﻿---
title: Elasticsearch for Apache Hadoop runtime options
description: When using elasticsearch-hadoop, it is important to be aware of the following Hadoop configurations that can influence the way Map/Reduce tasks are executed...
url: https://www.elastic.co/elastic/docs-builder/docs/3016/reference/elasticsearch-hadoop/runtime-options
products:
  - Elasticsearch
  - Elasticsearch for Apache Hadoop
---

# Elasticsearch for Apache Hadoop runtime options
When using elasticsearch-hadoop, it is important to be aware of the following Hadoop configurations that can influence the way Map/Reduce tasks are executed and in return elasticsearch-hadoop.
<important>
  Unfortunately, these settings need to be setup **manually** **before** the job / script configuration. Since elasticsearch-hadoop is called too late in the life-cycle, after the tasks have been already dispatched and as such, cannot influence the execution anymore.
</important>


## Speculative execution

[TBC: FANCY QUOTE]
In other words, speculative execution is an **optimization**, enabled by default, that allows Hadoop to create duplicates tasks of those which it considers hanged or slowed down. When doing data crunching or reading resources, having duplicate tasks is harmless and means at most a waste of computation resources; however when writing data to an external store, this can cause data corruption through duplicates or unnecessary updates. Since the *speculative execution* behavior can be triggered by external factors (such as network or CPU load which in turn cause false positive) even in stable environments (virtualized clusters are particularly prone to this) and has a direct impact on data, elasticsearch-hadoop disables this optimization for data safety.
Please check your library setting and disable this feature. If you encounter more data then expected, double and triple check this setting.

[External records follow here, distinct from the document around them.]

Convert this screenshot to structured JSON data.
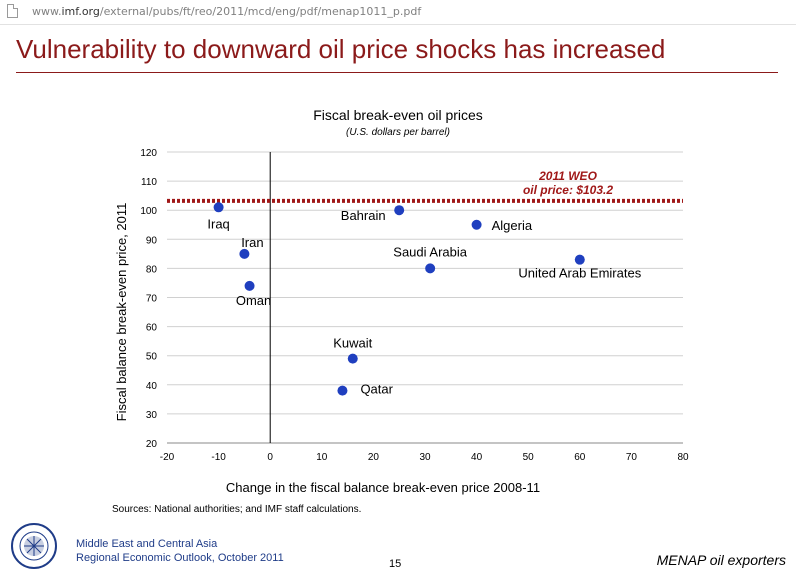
{
  "browser": {
    "url_prefix": "www.",
    "url_domain": "imf.org",
    "url_path": "/external/pubs/ft/reo/2011/mcd/eng/pdf/menap1011_p.pdf"
  },
  "slide": {
    "title": "Vulnerability to downward oil price shocks has increased"
  },
  "chart_data": {
    "type": "scatter",
    "title": "Fiscal break-even oil prices",
    "subtitle": "(U.S. dollars per barrel)",
    "xlabel": "Change in the fiscal balance break-even price 2008-11",
    "ylabel": "Fiscal balance break-even price, 2011",
    "xlim": [
      -20,
      80
    ],
    "ylim": [
      20,
      120
    ],
    "xticks": [
      -20,
      -10,
      0,
      10,
      20,
      30,
      40,
      50,
      60,
      70,
      80
    ],
    "yticks": [
      20,
      30,
      40,
      50,
      60,
      70,
      80,
      90,
      100,
      110,
      120
    ],
    "grid": true,
    "points": [
      {
        "label": "Iraq",
        "x": -10,
        "y": 101
      },
      {
        "label": "Iran",
        "x": -5,
        "y": 85
      },
      {
        "label": "Oman",
        "x": -4,
        "y": 74
      },
      {
        "label": "Bahrain",
        "x": 25,
        "y": 100
      },
      {
        "label": "Algeria",
        "x": 40,
        "y": 95
      },
      {
        "label": "Saudi Arabia",
        "x": 31,
        "y": 80
      },
      {
        "label": "United Arab Emirates",
        "x": 60,
        "y": 83
      },
      {
        "label": "Kuwait",
        "x": 16,
        "y": 49
      },
      {
        "label": "Qatar",
        "x": 14,
        "y": 38
      }
    ],
    "reference_line": {
      "y": 103.2,
      "label_line1": "2011 WEO",
      "label_line2": "oil price: $103.2",
      "color": "#a01818"
    },
    "point_color": "#1f3fbf",
    "source": "Sources: National authorities; and IMF staff calculations."
  },
  "footer": {
    "line1": "Middle East and Central Asia",
    "line2": "Regional Economic Outlook, October 2011",
    "page_number": "15",
    "section": "MENAP oil exporters",
    "logo": "INTERNATIONAL MONETARY FUND"
  }
}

### Disabling Map/Reduce speculative execution

Speculative execution can be disabled for the map and reduce phase - we recommend disabling in both cases - by setting to `false` the following two properties:
`mapred.map.tasks.speculative.execution` `mapred.reduce.tasks.speculative.execution`
One can either set the properties by name manually on the `Configuration`/`JobConf` client:
```java
jobConf.setSpeculativeExecution(false);
// or
configuration.setBoolean("mapred.map.tasks.speculative.execution", false);
configuration.setBoolean("mapred.reduce.tasks.speculative.execution", false);
```

or by passing them as arguments to the command line:
```bash
$ bin/hadoop jar -Dmapred.map.tasks.speculative.execution=false \
                 -Dmapred.reduce.tasks.speculative.execution=false <jar>
```


### Hive speculative execution

Apache Hive has its own setting for speculative execution through namely `hive.mapred.reduce.tasks.speculative.execution`. It is enabled by default so do change it to `false` in your scripts:
```sql
set hive.mapred.reduce.tasks.speculative.execution=false;
```

Note that while the setting has been deprecated in Hive 0.10 and one might get a warning, double check that the speculative execution is actually disabled.

### Spark speculative execution

Out of the box, Spark has speculative execution disabled. Double check this is the case through the `spark.speculation` setting (`false` to disable it, `true` to enable it).